Jogo é o ópio do povo brasileiro, enquanto o fundamentalismo religioso é o crack das massas

  • Salvar artigos

    Recurso exclusivo para assinantes

    assine ou faça login

Filosofar sobre o sentido da vida, a esta altura do campeonato, é coisa de “gente perturbada ou de verve cômica”, escreve o crítico inglês Terry Eagleton. Como a proposição está na segunda linha de
“O Sentido da Vida – Uma Brevíssima Introdução”, ela embute uma pergunta que não quer calar: Eagleton é doido ou palhaço?

Ele responde que está mais para ridículo que para desnorteado —uma gracinha sem graça que desmente sua resposta— e acrescenta que abordará o sentido da vida “da maneira mais leve e mais lúcida possível, sem deixar de levá-lo a sério”. Ou seja, sai pela tangente, o que é um risco.

O risco é o etiquetarem de autor de autoajuda, de camelô ilustrado que apregoa o senso comum em livros sedantes sobre as virtudes do meio termo. É um risco calculado porque tais virtudes enchem o pé-de-meia de muita gente: nunca ninguém perdeu dinheiro vendendo tolices aos tolos.

Homem branco fala em microfone em cima de palco
O escritor Terry Eagleton na tenda principal da 8ª Flip, a Festa Literaria Internacional de Paraty - Leticia Moreira/ Folhapress

Se não é perturbado nem cômico, Eagleton é o quê? De família irlandesa, católica e proletária, formou-se em Cambridge e foi professor em Oxford. Atarracado e com a barba por fazer, parece um motorista de caminhão; mas é só abrir a boca que vira intelectual da classe dominante.

Escreveu mais de 40 livros, e um deles vendeu 750 mil exemplares: “Teoria da Literatura – Uma Introdução” é o único best-seller de crítica literária na história da Via Láctea. Como penúltimo contrassenso, ele se diz marxista e católico, atributos que só se misturaram (e muito mal) na América Latina da Teologia da Libertação.

Seu livro parece produto de mãos que digitam ao léu, e não de uma mente que matuta metodicamente. Tampouco tem uma tese que defenda com unhas e dentes. Mas, também, como não ser diletante
quando o tema é o sentido da vida? Só se fosse marxista. Ou católico. Ou do Monty Python.
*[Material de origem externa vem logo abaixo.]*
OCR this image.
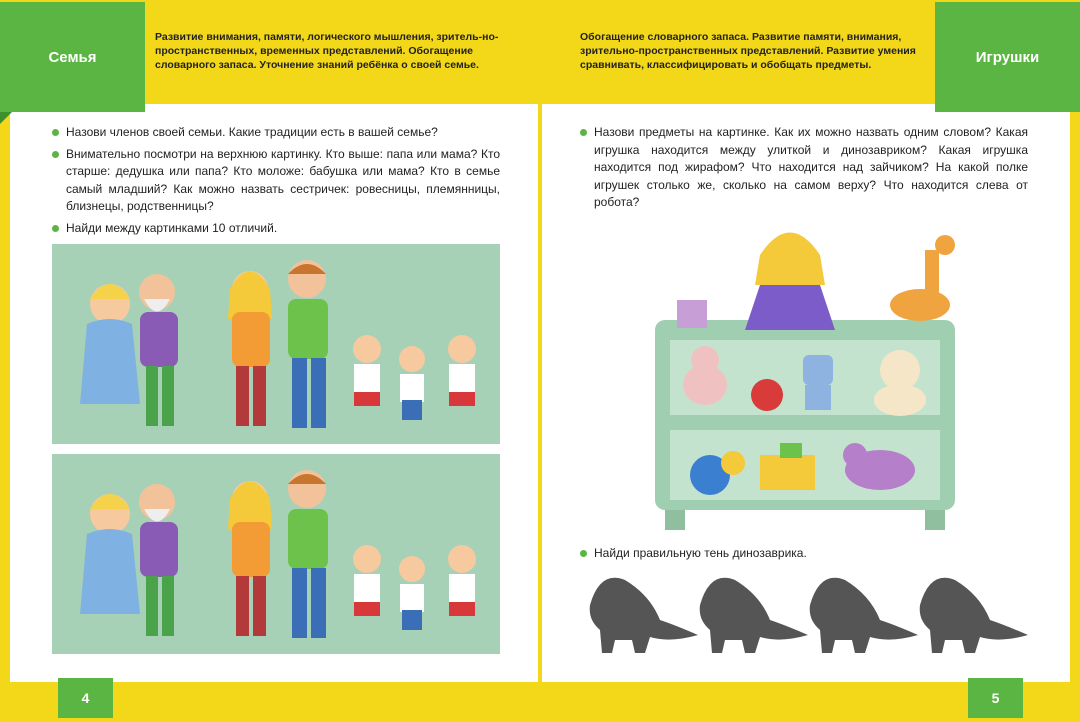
Семья	Игрушки
Развитие внимания, памяти, логического мышления, зритель-но-пространственных, временных представлений. Обогащение словарного запаса. Уточнение знаний ребёнка о своей семье.
Обогащение словарного запаса. Развитие памяти, внимания, зрительно-пространственных представлений. Развитие умения сравнивать, классифицировать и обобщать предметы.
Назови членов своей семьи. Какие традиции есть в вашей семье?
Внимательно посмотри на верхнюю картинку. Кто выше: папа или мама? Кто старше: дедушка или папа? Кто моложе: бабушка или мама? Кто в семье самый младший? Как можно назвать сестричек: ровесницы, племянницы, близнецы, родственницы?
Найди между картинками 10 отличий.
Назови предметы на картинке. Как их можно назвать одним словом? Какая игрушка находится между улиткой и динозавриком? Какая игрушка находится под жирафом? Что находится над зайчиком? На какой полке игрушек столько же, сколько на самом верху? Что находится слева от робота?
Найди правильную тень динозаврика.
4	5
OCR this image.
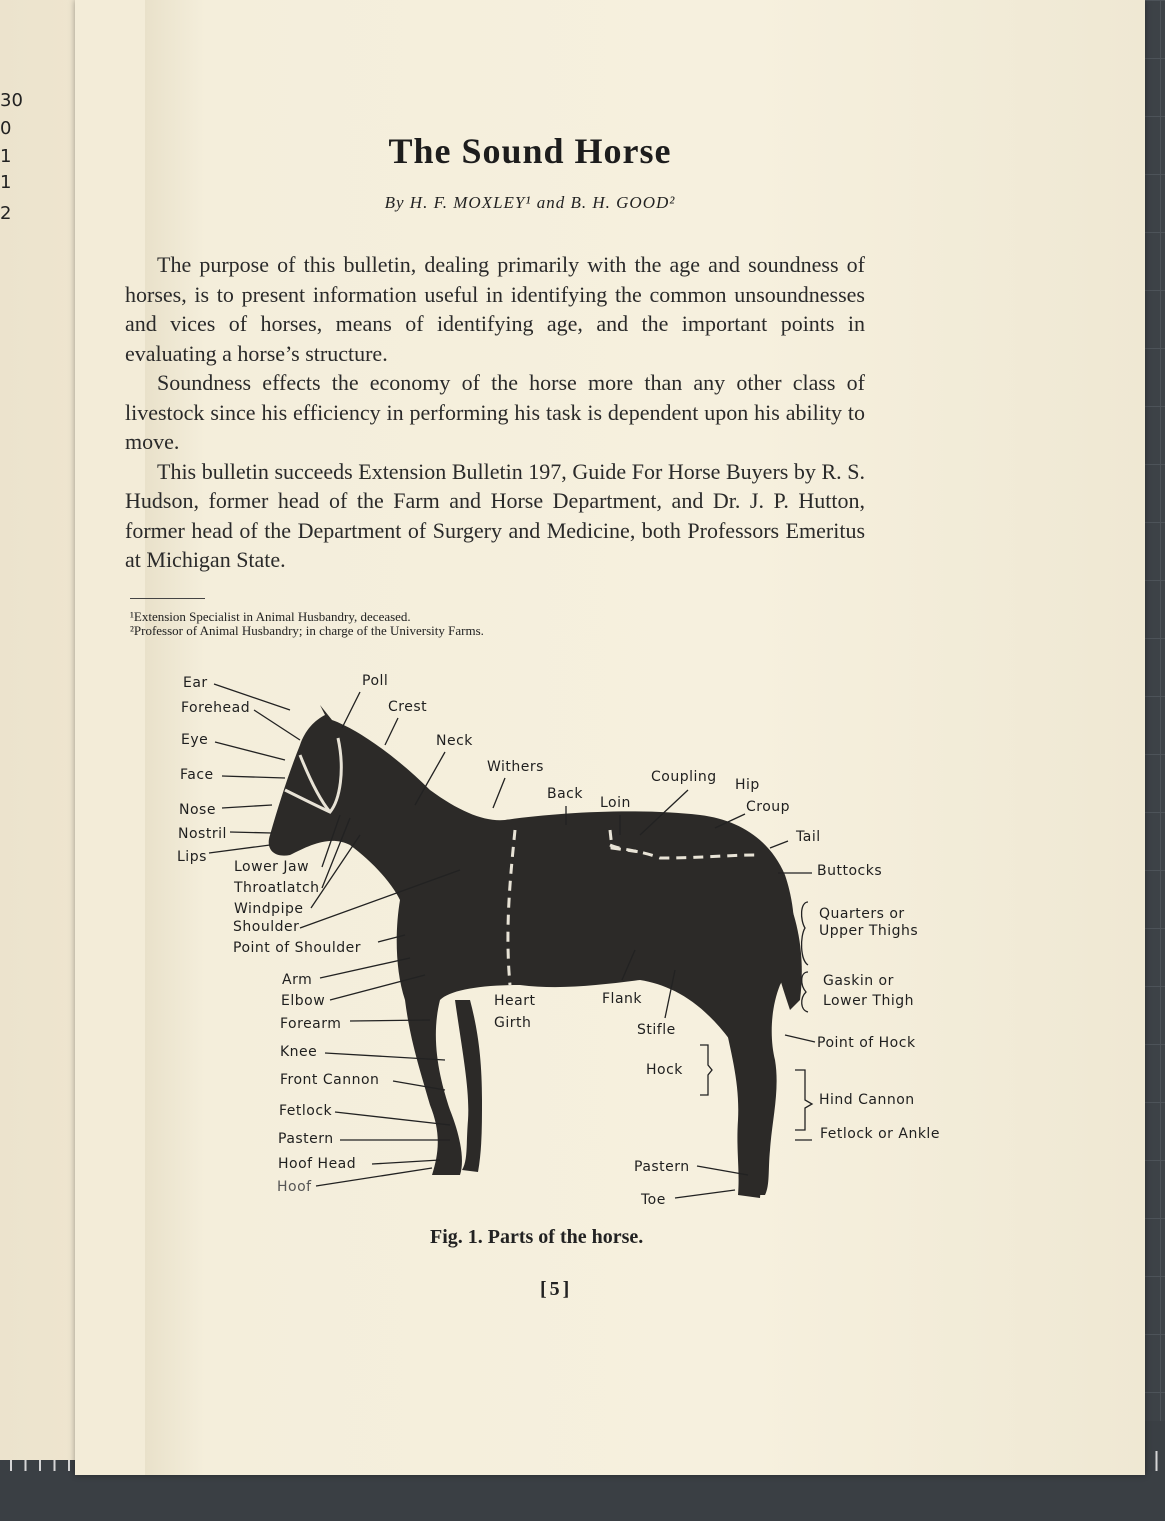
30
0
1
1
2
The Sound Horse
By H. F. MOXLEY¹ and B. H. GOOD²

The purpose of this bulletin, dealing primarily with the age and soundness of horses, is to present information useful in identifying the common unsoundnesses and vices of horses, means of identifying age, and the important points in evaluating a horse’s structure.

Soundness effects the economy of the horse more than any other class of livestock since his efficiency in performing his task is dependent upon his ability to move.

This bulletin succeeds Extension Bulletin 197, Guide For Horse Buyers by R. S. Hudson, former head of the Farm and Horse Department, and Dr. J. P. Hutton, former head of the Department of Surgery and Medicine, both Professors Emeritus at Michigan State.

¹Extension Specialist in Animal Husbandry, deceased.
²Professor of Animal Husbandry; in charge of the University Farms.
Ear	Poll
Forehead	Crest
Eye	Neck
Face	Withers
Back
Coupling
Loin
Hip
Croup
Nose
Tail
Nostril
Lips
Lower Jaw	Buttocks
Throatlatch
Windpipe	Quarters or
Shoulder	Upper Thighs
Point of Shoulder
Arm	Gaskin or
Lower Thigh
Elbow	Heart	Flank
Girth
Forearm	Stifle
Point of Hock
Knee
Hock
Front Cannon
Hind Cannon
Fetlock
Fetlock or Ankle
Pastern
Hoof Head	Pastern
Hoof
Toe
Fig. 1. Parts of the horse.
[5]
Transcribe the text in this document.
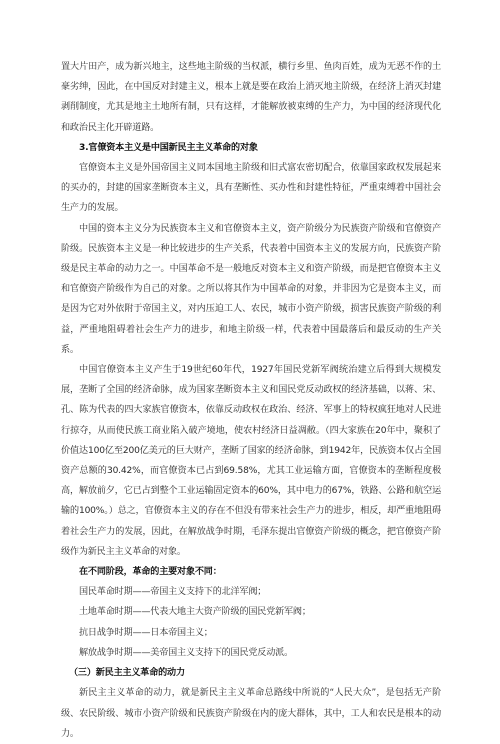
置大片田产，成为新兴地主，这些地主阶级的当权派，横行乡里、鱼肉百姓，成为无恶不作的土豪劣绅，因此，在中国反对封建主义，根本上就是要在政治上消灭地主阶级，在经济上消灭封建剥削制度，尤其是地主土地所有制，只有这样，才能解放被束缚的生产力，为中国的经济现代化和政治民主化开辟道路。

3.官僚资本主义是中国新民主主义革命的对象

官僚资本主义是外国帝国主义同本国地主阶级和旧式富农密切配合，依靠国家政权发展起来的买办的，封建的国家垄断资本主义，具有垄断性、买办性和封建性特征，严重束缚着中国社会生产力的发展。

中国的资本主义分为民族资本主义和官僚资本主义，资产阶级分为民族资产阶级和官僚资产阶级。民族资本主义是一种比较进步的生产关系，代表着中国资本主义的发展方向，民族资产阶级是民主革命的动力之一。中国革命不是一般地反对资本主义和资产阶级，而是把官僚资本主义和官僚资产阶级作为自己的对象。之所以将其作为中国革命的对象，并非因为它是资本主义，而是因为它对外依附于帝国主义，对内压迫工人、农民，城市小资产阶级，损害民族资产阶级的利益，严重地阻碍着社会生产力的进步，和地主阶级一样，代表着中国最落后和最反动的生产关系。

中国官僚资本主义产生于19世纪60年代，1927年国民党新军阀统治建立后得到大规模发展，垄断了全国的经济命脉，成为国家垄断资本主义和国民党反动政权的经济基础，以蒋、宋、孔、陈为代表的四大家族官僚资本，依靠反动政权在政治、经济、军事上的特权疯狂地对人民进行掠夺，从而使民族工商业陷入破产境地，使农村经济日益凋敝。（四大家族在20年中，聚积了价值达100亿至200亿美元的巨大财产，垄断了国家的经济命脉，到1942年，民族资本仅占全国资产总额的30.42%，而官僚资本已占到69.58%，尤其工业运输方面，官僚资本的垄断程度极高，解放前夕，它已占到整个工业运输固定资本的60%，其中电力的67%，铁路、公路和航空运输的100%。）总之，官僚资本主义的存在不但没有带来社会生产力的进步，相反，却严重地阻碍着社会生产力的发展，因此，在解放战争时期，毛泽东提出官僚资产阶级的概念，把官僚资产阶级作为新民主主义革命的对象。

在不同阶段，革命的主要对象不同：

国民革命时期——帝国主义支持下的北洋军阀；

土地革命时期——代表大地主大资产阶级的国民党新军阀；

抗日战争时期——日本帝国主义；

解放战争时期——美帝国主义支持下的国民党反动派。

（三）新民主主义革命的动力

新民主主义革命的动力，就是新民主主义革命总路线中所说的“人民大众”，是包括无产阶级、农民阶级、城市小资产阶级和民族资产阶级在内的庞大群体，其中，工人和农民是根本的动力。
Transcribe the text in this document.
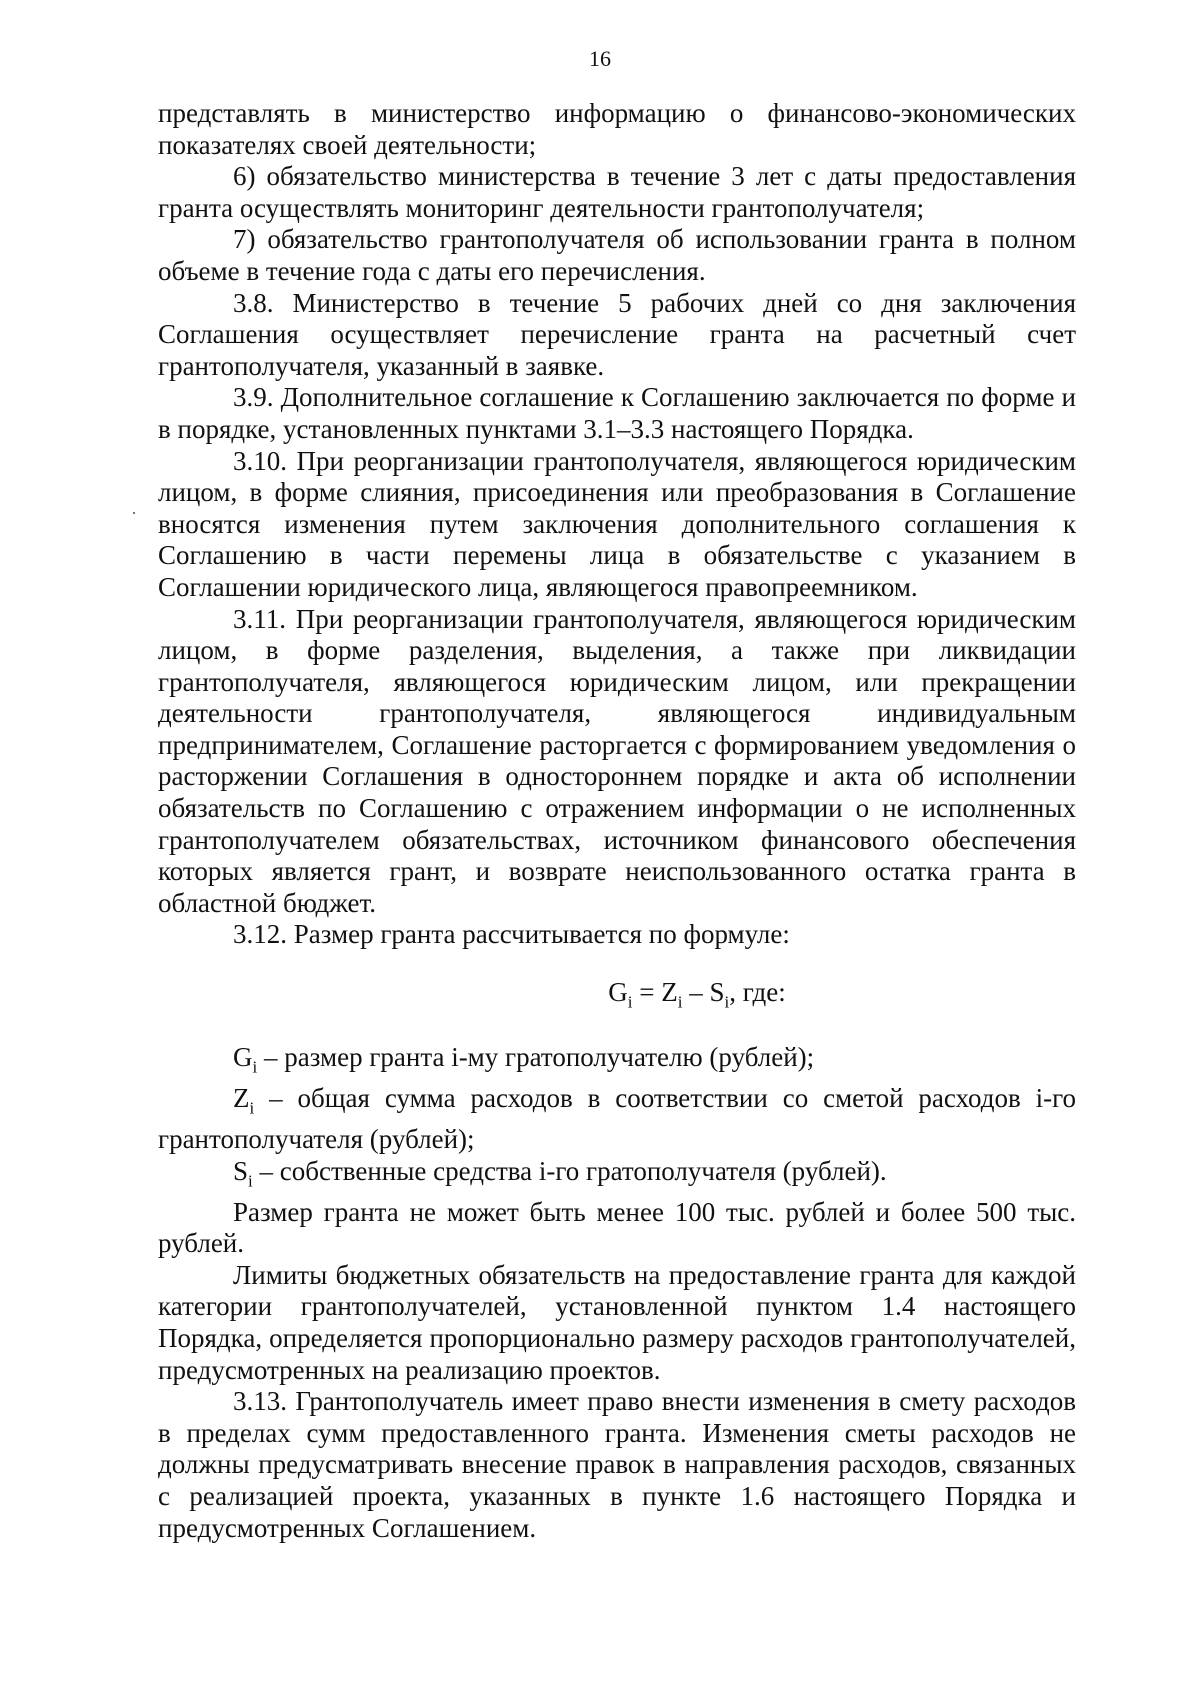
16

представлять в министерство информацию о финансово-экономических показателях своей деятельности;

6) обязательство министерства в течение 3 лет с даты предоставления гранта осуществлять мониторинг деятельности грантополучателя;

7) обязательство грантополучателя об использовании гранта в полном объеме в течение года с даты его перечисления.

3.8. Министерство в течение 5 рабочих дней со дня заключения Соглашения осуществляет перечисление гранта на расчетный счет грантополучателя, указанный в заявке.

3.9. Дополнительное соглашение к Соглашению заключается по форме и в порядке, установленных пунктами 3.1–3.3 настоящего Порядка.

3.10. При реорганизации грантополучателя, являющегося юридическим лицом, в форме слияния, присоединения или преобразования в Соглашение вносятся изменения путем заключения дополнительного соглашения к Соглашению в части перемены лица в обязательстве с указанием в Соглашении юридического лица, являющегося правопреемником.

3.11. При реорганизации грантополучателя, являющегося юридическим лицом, в форме разделения, выделения, а также при ликвидации грантополучателя, являющегося юридическим лицом, или прекращении деятельности грантополучателя, являющегося индивидуальным предпринимателем, Соглашение расторгается с формированием уведомления о расторжении Соглашения в одностороннем порядке и акта об исполнении обязательств по Соглашению с отражением информации о не исполненных грантополучателем обязательствах, источником финансового обеспечения которых является грант, и возврате неиспользованного остатка гранта в областной бюджет.

3.12. Размер гранта рассчитывается по формуле:

$G_i = Z_i - S_i$, где:

$G_i$ – размер гранта i-му гратополучателю (рублей);

$Z_i$ – общая сумма расходов в соответствии со сметой расходов i-го грантополучателя (рублей);

$S_i$ – собственные средства i-го гратополучателя (рублей).

Размер гранта не может быть менее 100 тыс. рублей и более 500 тыс. рублей.

Лимиты бюджетных обязательств на предоставление гранта для каждой категории грантополучателей, установленной пунктом 1.4 настоящего Порядка, определяется пропорционально размеру расходов грантополучателей, предусмотренных на реализацию проектов.

3.13. Грантополучатель имеет право внести изменения в смету расходов в пределах сумм предоставленного гранта. Изменения сметы расходов не должны предусматривать внесение правок в направления расходов, связанных с реализацией проекта, указанных в пункте 1.6 настоящего Порядка и предусмотренных Соглашением.
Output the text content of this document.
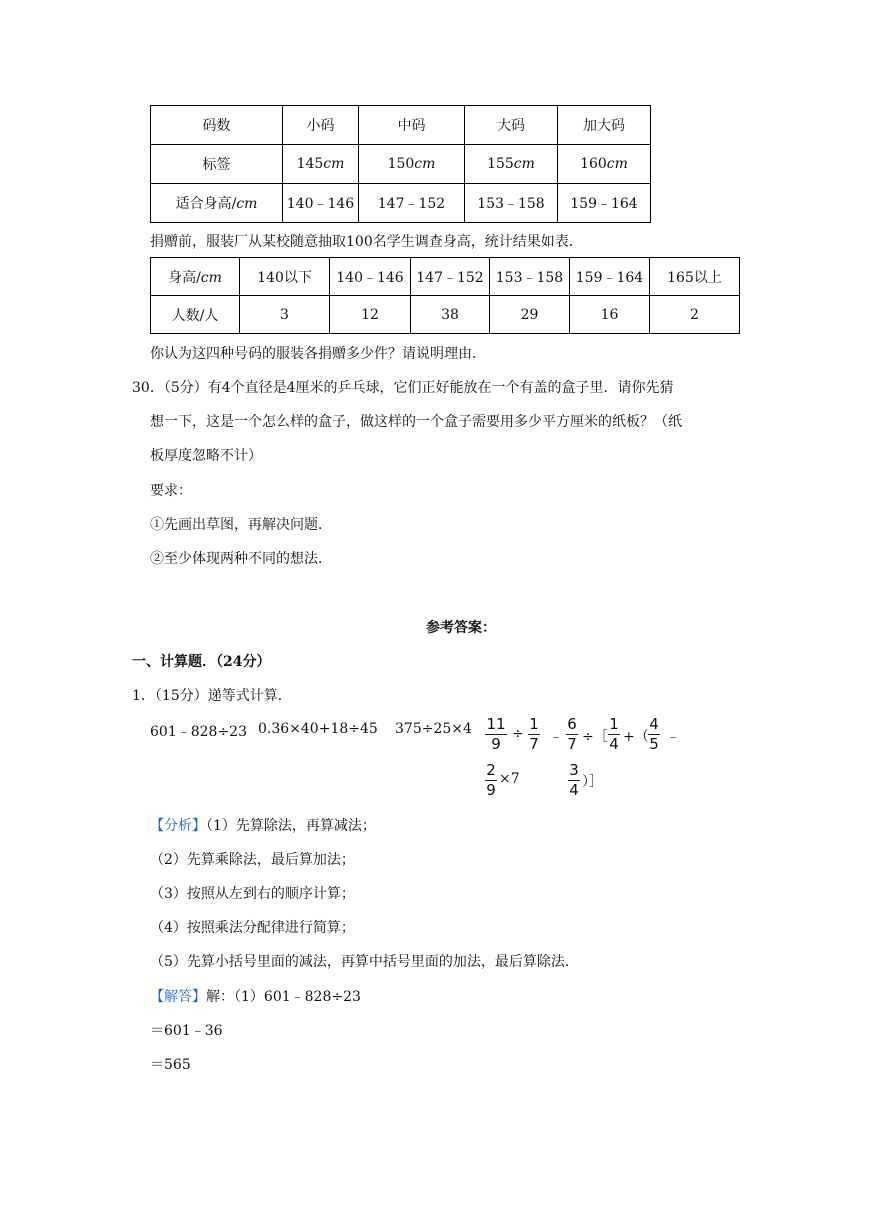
码数	小码	中码	大码	加大码
标签	145cm	150cm	155cm	160cm
适合身高/cm	140﹣146	147﹣152	153﹣158	159﹣164
捐赠前，服装厂从某校随意抽取100名学生调查身高，统计结果如表．
身高/cm	140以下	140﹣146	147﹣152	153﹣158	159﹣164	165以上
人数/人	3	12	38	29	16	2
你认为这四种号码的服装各捐赠多少件？请说明理由．
30．（5分）有4个直径是4厘米的乒乓球，它们正好能放在一个有盖的盒子里．请你先猜
想一下，这是一个怎么样的盒子，做这样的一个盒子需要用多少平方厘米的纸板？（纸
板厚度忽略不计）
要求：
①先画出草图，再解决问题．
②至少体现两种不同的想法．
参考答案：
一、计算题．（24分）
1．（15分）递等式计算．
601﹣828÷23 0.36×40+18÷45 375÷25×4 11
9
÷
1
7 ﹣
6
7 ÷［
1
4 +（
4
5 ﹣
2
9
×7	3
4 ）］
【分析】（1）先算除法，再算减法；
（2）先算乘除法，最后算加法；
（3）按照从左到右的顺序计算；
（4）按照乘法分配律进行简算；
（5）先算小括号里面的减法，再算中括号里面的加法，最后算除法．
【解答】解：（1）601﹣828÷23
＝601﹣36
＝565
Eagleton pula de Aristóteles para Schopenhauer e dele para Wittgenstein. Dá piruetas sobre abismos linguísticos (“a linguagem existe para esconder nossos pensamentos”) e metafísicos (“todo querer vem da falta, da deficiência e, portanto, do sofrimento”) e retorna ao trampolim de onde pulou: a beleza do salto lhe basta.

Ele deixa de ser fútil quando desce à história. Nota então que as indagações acerca do sentido da vida ficaram prementes no século em que a vida foi destruída em massa, o 20: “o temor, a ansiedade, a náusea, o absurdo” se tornaram características da condição humana.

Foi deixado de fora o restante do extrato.